7. Collective Action Schemas
The basic paradigms that describe logics of collective action (that is, the mobilization of a community outside institutionalized channels) may have a distinctive logic that is not necessarily homologous, and does not necessarily change in rhythm with more institutionalized patterns of culture and action. In essence, the schemas that guide collective action are a kind of social ‘default option’—what everyone knows that everyone else knows that everyone knows. Such schemas of collective action may endure through many institutional transformations because they are not created by routine social experience and they always depend on simultaneous, public knowledge to establish new patterns. Dramatic public ritual events, like those Sewell (1996) has analyzed, may redefine paradigms for collective action, while the culture that undergirds ordinary strategies of action may remain largely unaffected (see Swidler 1992).

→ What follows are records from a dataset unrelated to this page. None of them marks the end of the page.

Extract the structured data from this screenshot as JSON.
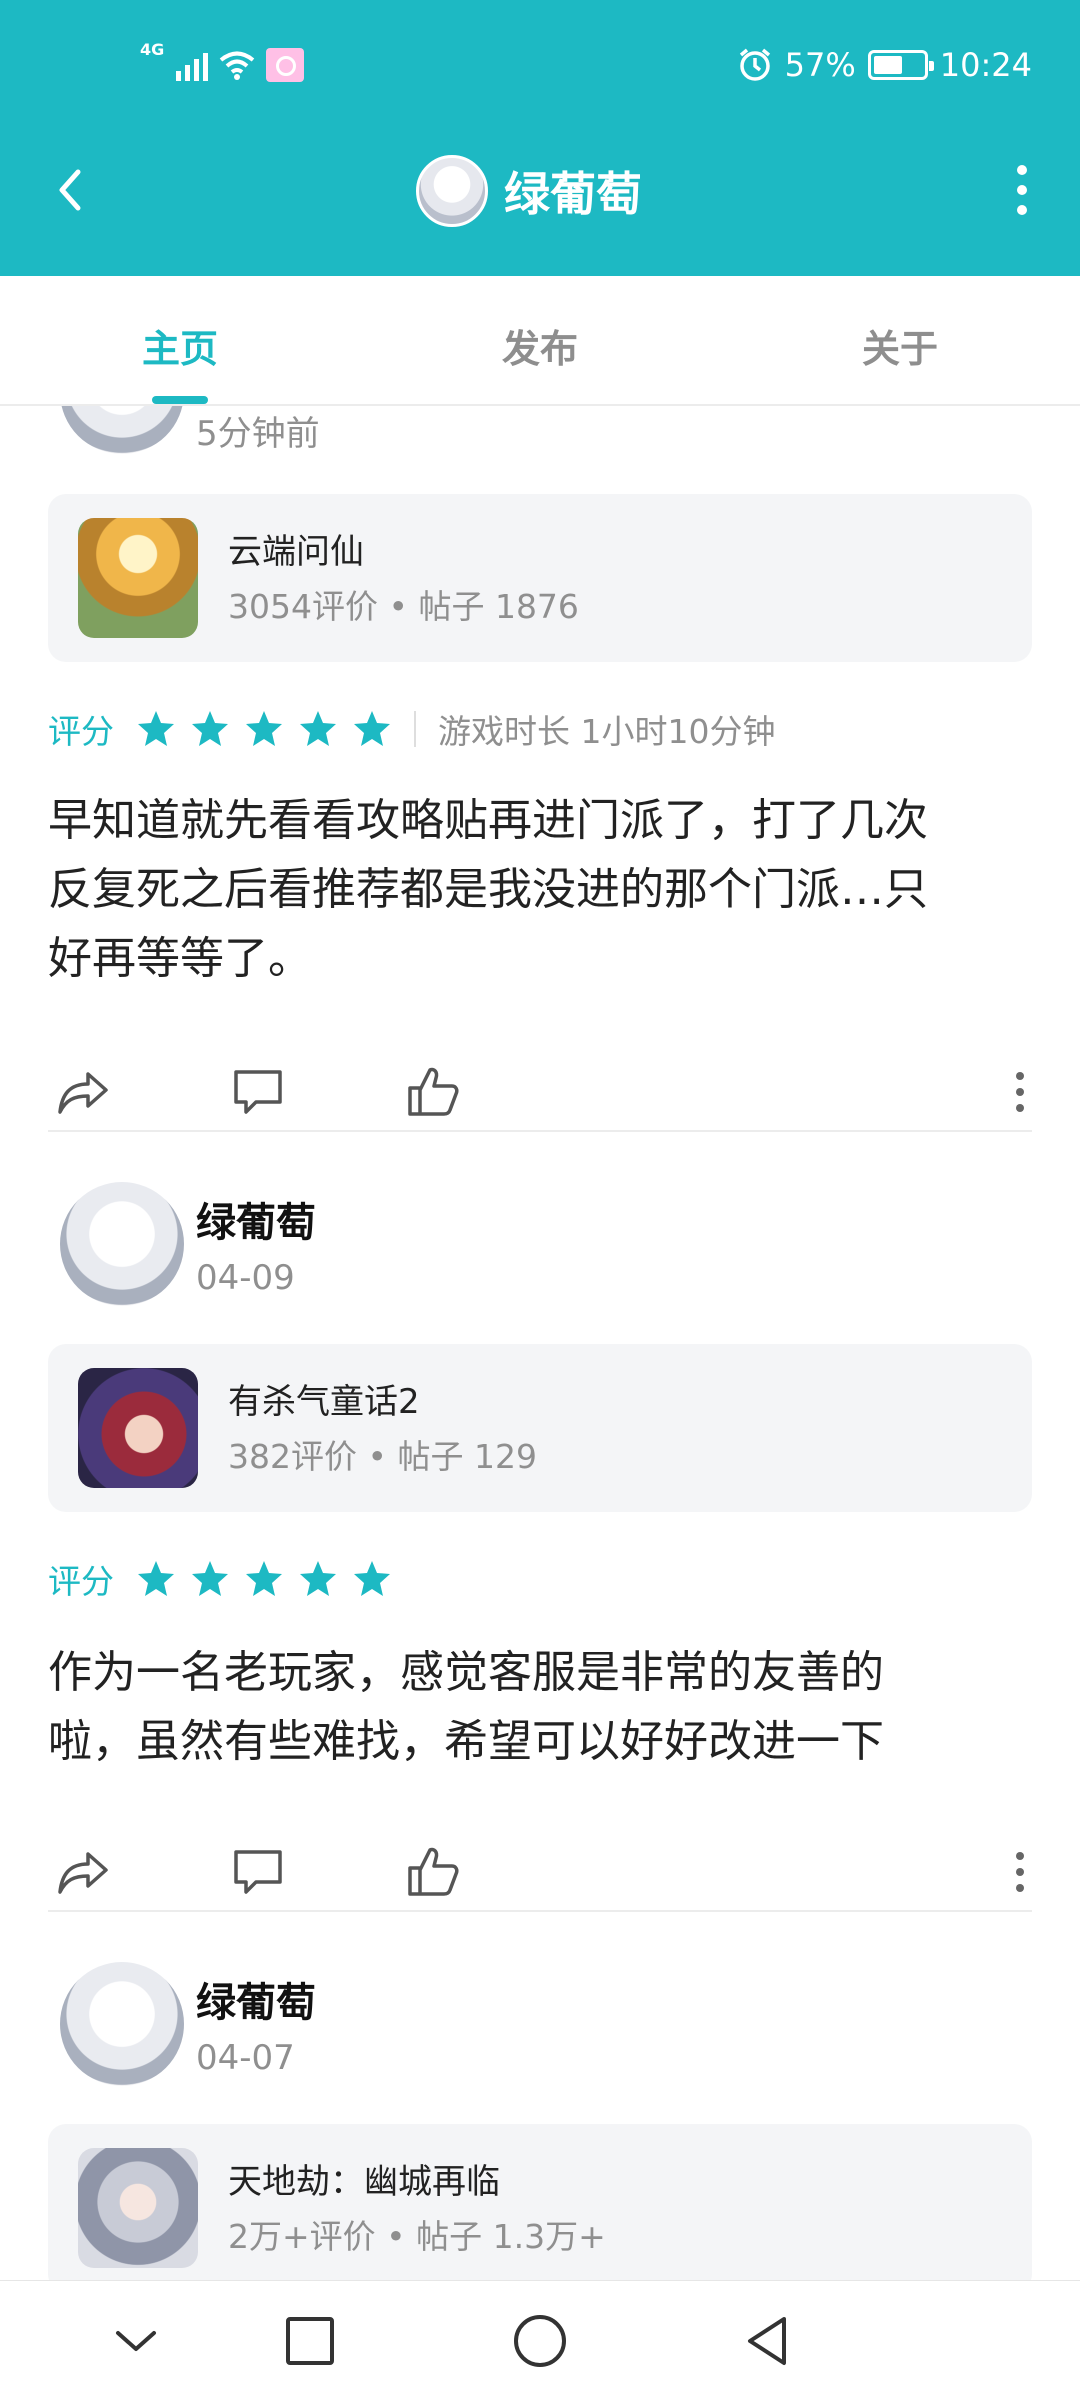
{
  "status_bar": {
    "network": "4G",
    "battery_percent": "57%",
    "time": "10:24",
    "battery_level": 0.57
  },
  "app_bar": {
    "title": "绿葡萄",
    "back_icon": "chevron-left-icon",
    "menu_icon": "more-vertical-icon"
  },
  "tabs": [
    {
      "label": "主页",
      "active": true
    },
    {
      "label": "发布",
      "active": false
    },
    {
      "label": "关于",
      "active": false
    }
  ],
  "posts": [
    {
      "time": "5分钟前",
      "game": {
        "name": "云端问仙",
        "ratings": "3054评价",
        "posts": "帖子 1876"
      },
      "rating_label": "评分",
      "stars": 5,
      "playtime": "游戏时长 1小时10分钟",
      "text_lines": [
        "早知道就先看看攻略贴再进门派了，打了几次",
        "反复死之后看推荐都是我没进的那个门派…只",
        "好再等等了。"
      ]
    },
    {
      "author": "绿葡萄",
      "time": "04-09",
      "game": {
        "name": "有杀气童话2",
        "ratings": "382评价",
        "posts": "帖子 129"
      },
      "rating_label": "评分",
      "stars": 5,
      "text_lines": [
        "作为一名老玩家，感觉客服是非常的友善的",
        "啦，虽然有些难找，希望可以好好改进一下"
      ]
    },
    {
      "author": "绿葡萄",
      "time": "04-07",
      "game": {
        "name": "天地劫：幽城再临",
        "ratings": "2万+评价",
        "posts": "帖子 1.3万+"
      }
    }
  ],
  "meta_separator": "•",
  "colors": {
    "accent": "#1db9c3",
    "card_bg": "#f4f5f7",
    "muted": "#8f8f8f"
  }
}
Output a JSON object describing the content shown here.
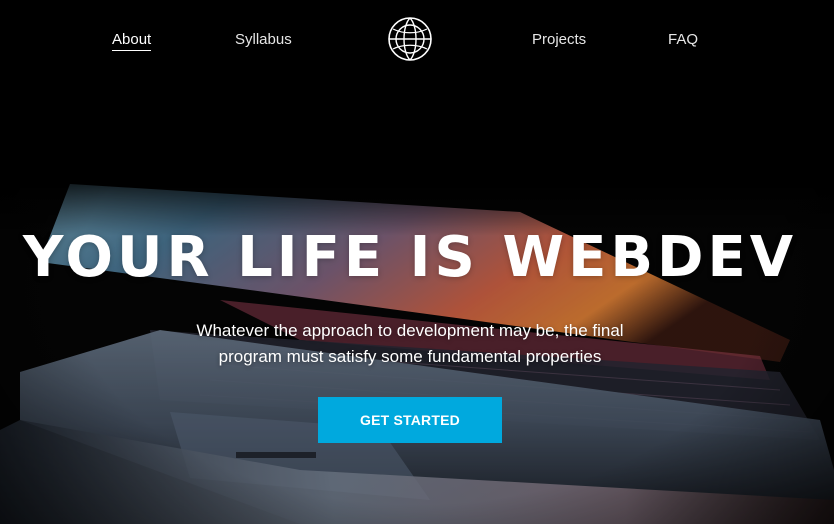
{
  "nav": {
    "links": [
      {
        "label": "About",
        "active": true
      },
      {
        "label": "Syllabus",
        "active": false
      },
      {
        "label": "Projects",
        "active": false
      },
      {
        "label": "FAQ",
        "active": false
      }
    ],
    "logo_icon": "globe-circle-icon"
  },
  "hero": {
    "headline": "YOUR LIFE IS WEBDEV",
    "subtitle_line1": "Whatever the approach to development may be, the final",
    "subtitle_line2": "program must satisfy some fundamental properties",
    "cta_label": "GET STARTED",
    "background_image": "laptop-half-open-dark-photo"
  },
  "colors": {
    "accent": "#00a9de",
    "background": "#050505",
    "text": "#ffffff"
  }
}
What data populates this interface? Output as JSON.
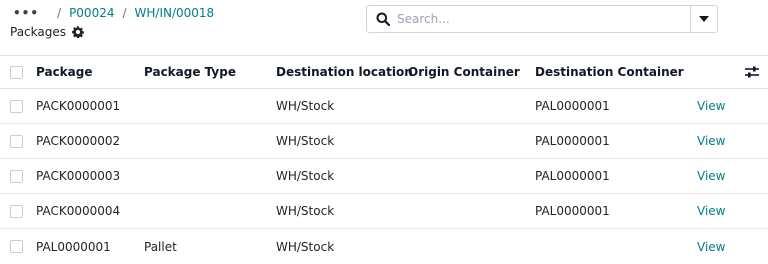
{
  "breadcrumb": {
    "more": "...",
    "separator": "/",
    "items": [
      "P00024",
      "WH/IN/00018"
    ]
  },
  "page": {
    "title": "Packages"
  },
  "search": {
    "placeholder": "Search...",
    "value": ""
  },
  "table": {
    "columns": [
      "Package",
      "Package Type",
      "Destination location",
      "Origin Container",
      "Destination Container"
    ],
    "rows": [
      {
        "package": "PACK0000001",
        "package_type": "",
        "destination_location": "WH/Stock",
        "origin_container": "",
        "destination_container": "PAL0000001",
        "action": "View"
      },
      {
        "package": "PACK0000002",
        "package_type": "",
        "destination_location": "WH/Stock",
        "origin_container": "",
        "destination_container": "PAL0000001",
        "action": "View"
      },
      {
        "package": "PACK0000003",
        "package_type": "",
        "destination_location": "WH/Stock",
        "origin_container": "",
        "destination_container": "PAL0000001",
        "action": "View"
      },
      {
        "package": "PACK0000004",
        "package_type": "",
        "destination_location": "WH/Stock",
        "origin_container": "",
        "destination_container": "PAL0000001",
        "action": "View"
      },
      {
        "package": "PAL0000001",
        "package_type": "Pallet",
        "destination_location": "WH/Stock",
        "origin_container": "",
        "destination_container": "",
        "action": "View"
      }
    ]
  },
  "icons": {
    "search": "search-icon",
    "dropdown": "caret-down-icon",
    "settings": "gear-icon",
    "optional_columns": "sliders-icon"
  },
  "colors": {
    "link": "#017e84",
    "text": "#212529",
    "border": "#dee2e6"
  }
}
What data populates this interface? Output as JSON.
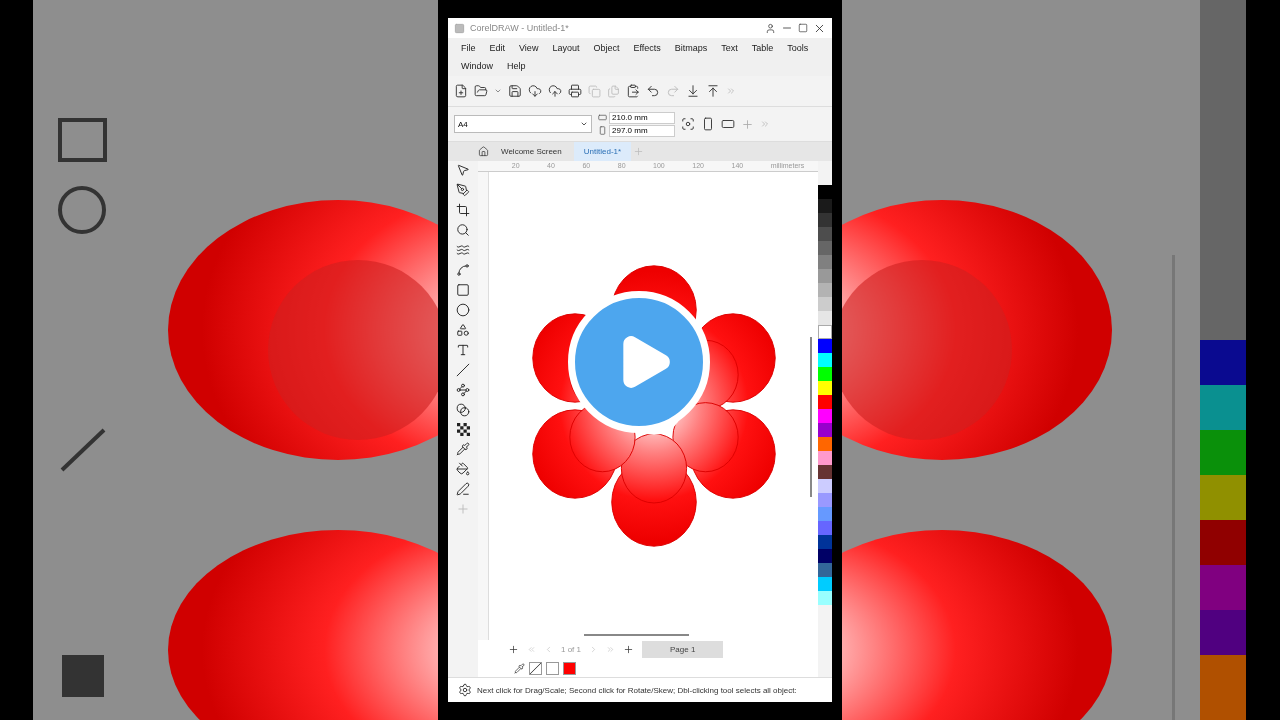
{
  "window": {
    "title": "CorelDRAW - Untitled-1*"
  },
  "menu": [
    "File",
    "Edit",
    "View",
    "Layout",
    "Object",
    "Effects",
    "Bitmaps",
    "Text",
    "Table",
    "Tools",
    "Window",
    "Help"
  ],
  "property_bar": {
    "page_size": "A4",
    "width": "210.0 mm",
    "height": "297.0 mm"
  },
  "document_tabs": [
    {
      "label": "Welcome Screen",
      "selected": false
    },
    {
      "label": "Untitled-1*",
      "selected": true
    }
  ],
  "ruler": {
    "ticks": [
      "20",
      "40",
      "60",
      "80",
      "100",
      "120",
      "140"
    ],
    "unit": "millimeters"
  },
  "page_navigator": {
    "counter": "1 of 1",
    "page_tab": "Page 1"
  },
  "document_palette": [
    {
      "kind": "none"
    },
    {
      "kind": "swatch",
      "color": "#ffffff"
    },
    {
      "kind": "swatch",
      "color": "#ff0000"
    }
  ],
  "color_palette": [
    {
      "color": "#000000"
    },
    {
      "color": "#1a1a1a"
    },
    {
      "color": "#333333"
    },
    {
      "color": "#4d4d4d"
    },
    {
      "color": "#666666"
    },
    {
      "color": "#808080"
    },
    {
      "color": "#999999"
    },
    {
      "color": "#b3b3b3"
    },
    {
      "color": "#cccccc"
    },
    {
      "color": "#e6e6e6"
    },
    {
      "color": "#ffffff"
    },
    {
      "color": "#0000ff"
    },
    {
      "color": "#00ffff"
    },
    {
      "color": "#00ff00"
    },
    {
      "color": "#ffff00"
    },
    {
      "color": "#ff0000"
    },
    {
      "color": "#ff00ff"
    },
    {
      "color": "#9900cc"
    },
    {
      "color": "#ff6600"
    },
    {
      "color": "#ff99cc"
    },
    {
      "color": "#663333"
    },
    {
      "color": "#ccccff"
    },
    {
      "color": "#9999ff"
    },
    {
      "color": "#6699ff"
    },
    {
      "color": "#6666ff"
    },
    {
      "color": "#003399"
    },
    {
      "color": "#000066"
    },
    {
      "color": "#336699"
    },
    {
      "color": "#00ccff"
    },
    {
      "color": "#99ffff"
    }
  ],
  "status_bar": {
    "text": "Next click for Drag/Scale; Second click for Rotate/Skew; Dbl-clicking tool selects all object:"
  },
  "overlay": {
    "kind": "play"
  }
}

The Weberian theory of action saw culture as shaping social life by shaping the ideas and thus channeling the motives of individual actors. Later theorists of action have attempted to find a tighter linkage between the individual and the social—some-times, like Parsons, seeing the individual as a carrier of consensual social values; sometimes, like Sewell and Swidler, emphasizing again the autonomy of individual actors. Practice theory attempted to solve the relation of actors to social structure by seeing social structure itself as deeply, unconsciously internalized. But understanding how culture is organized in actors’ minds, bodies, and experiences is not sufficient for a full theory of culture and action.
Recognizing that culture is organized, and/organized differently, at multiple levels may help to specify the autonomous causal role of culture, taking account of the agency of actors while acknowledging separate processes through which external contexts bring culture to bear on action. Such an approach would take cultural meanings seriously while analyzing the con-texts that bring culture to bear on action, the situations that organize or reorganize meanings, the schemas that encode logics of collective action, and the institutional demands that reproduce cultural supports for action.